I am a doctoral student in the Ireland India Institute, Dublin City University (DCU), Ireland. As part of the Global India project, my research investigates the surrender and rehabilitation policy of the Indian state in relation to the Maoist conflict. The focus of the study is to question whether the policy of surrender creates spaces for the transformation of the conflict, and as part of this whether the transformation can be brought about in state-society relations, especially in instances of historical injustice and discrimination.
I hold a master’s degree in Disaster Management with a specialization in Complex Emergencies from Tata Institute of Social Sciences (TISS), Mumbai. It was in the course of my professional work following that degree that I began to explore peacebuilding and the everyday challenges of communities living in conflict areas. I worked with the INGO Nonviolent Peaceforce–Philippines in the Mindanao islands on civilian protection and community-based peacebuilding. In the course of my engagement as a practitioner, I felt that my effectiveness could be enhanced through a deeper understanding of desire conflict and peace studies and this led me to engage with academia.

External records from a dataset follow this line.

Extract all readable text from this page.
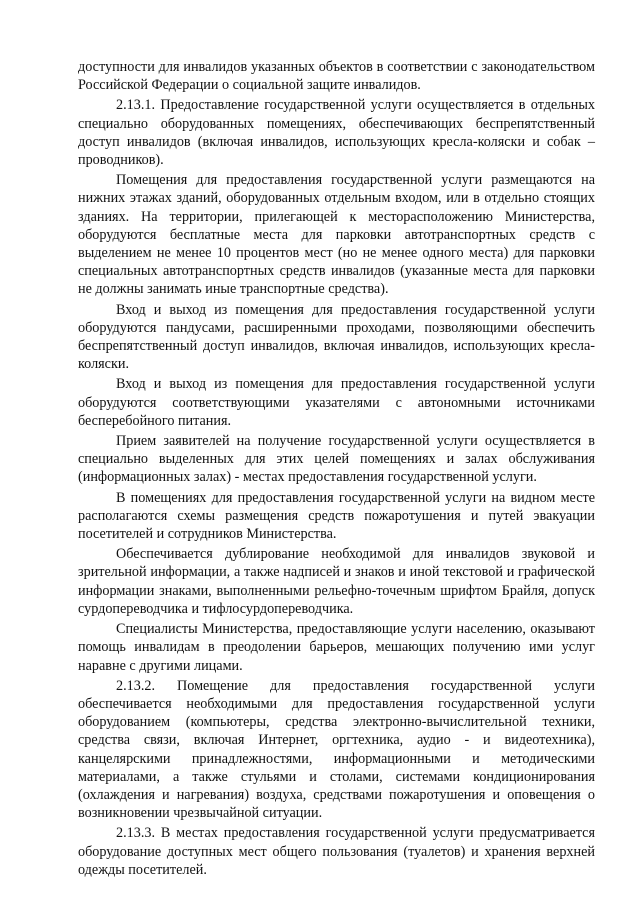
доступности для инвалидов указанных объектов в соответствии с законодательством Российской Федерации о социальной защите инвалидов.

2.13.1. Предоставление государственной услуги осуществляется в отдельных специально оборудованных помещениях, обеспечивающих беспрепятственный доступ инвалидов (включая инвалидов, использующих кресла-коляски и собак – проводников).

Помещения для предоставления государственной услуги размещаются на нижних этажах зданий, оборудованных отдельным входом, или в отдельно стоящих зданиях. На территории, прилегающей к месторасположению Министерства, оборудуются бесплатные места для парковки автотранспортных средств с выделением не менее 10 процентов мест (но не менее одного места) для парковки специальных автотранспортных средств инвалидов (указанные места для парковки не должны занимать иные транспортные средства).

Вход и выход из помещения для предоставления государственной услуги оборудуются пандусами, расширенными проходами, позволяющими обеспечить беспрепятственный доступ инвалидов, включая инвалидов, использующих кресла-коляски.

Вход и выход из помещения для предоставления государственной услуги оборудуются соответствующими указателями с автономными источниками бесперебойного питания.

Прием заявителей на получение государственной услуги осуществляется в специально выделенных для этих целей помещениях и залах обслуживания (информационных залах) - местах предоставления государственной услуги.

В помещениях для предоставления государственной услуги на видном месте располагаются схемы размещения средств пожаротушения и путей эвакуации посетителей и сотрудников Министерства.

Обеспечивается дублирование необходимой для инвалидов звуковой и зрительной информации, а также надписей и знаков и иной текстовой и графической информации знаками, выполненными рельефно-точечным шрифтом Брайля, допуск сурдопереводчика и тифлосурдопереводчика.

Специалисты Министерства, предоставляющие услуги населению, оказывают помощь инвалидам в преодолении барьеров, мешающих получению ими услуг наравне с другими лицами.

2.13.2. Помещение для предоставления государственной услуги обеспечивается необходимыми для предоставления государственной услуги оборудованием (компьютеры, средства электронно-вычислительной техники, средства связи, включая Интернет, оргтехника, аудио - и видеотехника), канцелярскими принадлежностями, информационными и методическими материалами, а также стульями и столами, системами кондиционирования (охлаждения и нагревания) воздуха, средствами пожаротушения и оповещения о возникновении чрезвычайной ситуации.

2.13.3. В местах предоставления государственной услуги предусматривается оборудование доступных мест общего пользования (туалетов) и хранения верхней одежды посетителей.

Prior to DCU and Global India Fellowship, I received an MPhil in Development Studies from Tata Institute of Social Sciences, Mumbai. My work there examined the ‘everyday life’ of surrendered Maoists in Chhattisgarh, India. My research interests focus on exploring ideas of peace and various processes involved in moving from violent to non-violent forms of dissent. I derive methodological and theoretical inspiration from anthropological work on security and violence. I see merit in understanding societies and violence through an anthropological lens, as this helps in moving away from traditional binaries and fosters the understanding of real-life situations through a human, rather than abstract, lens.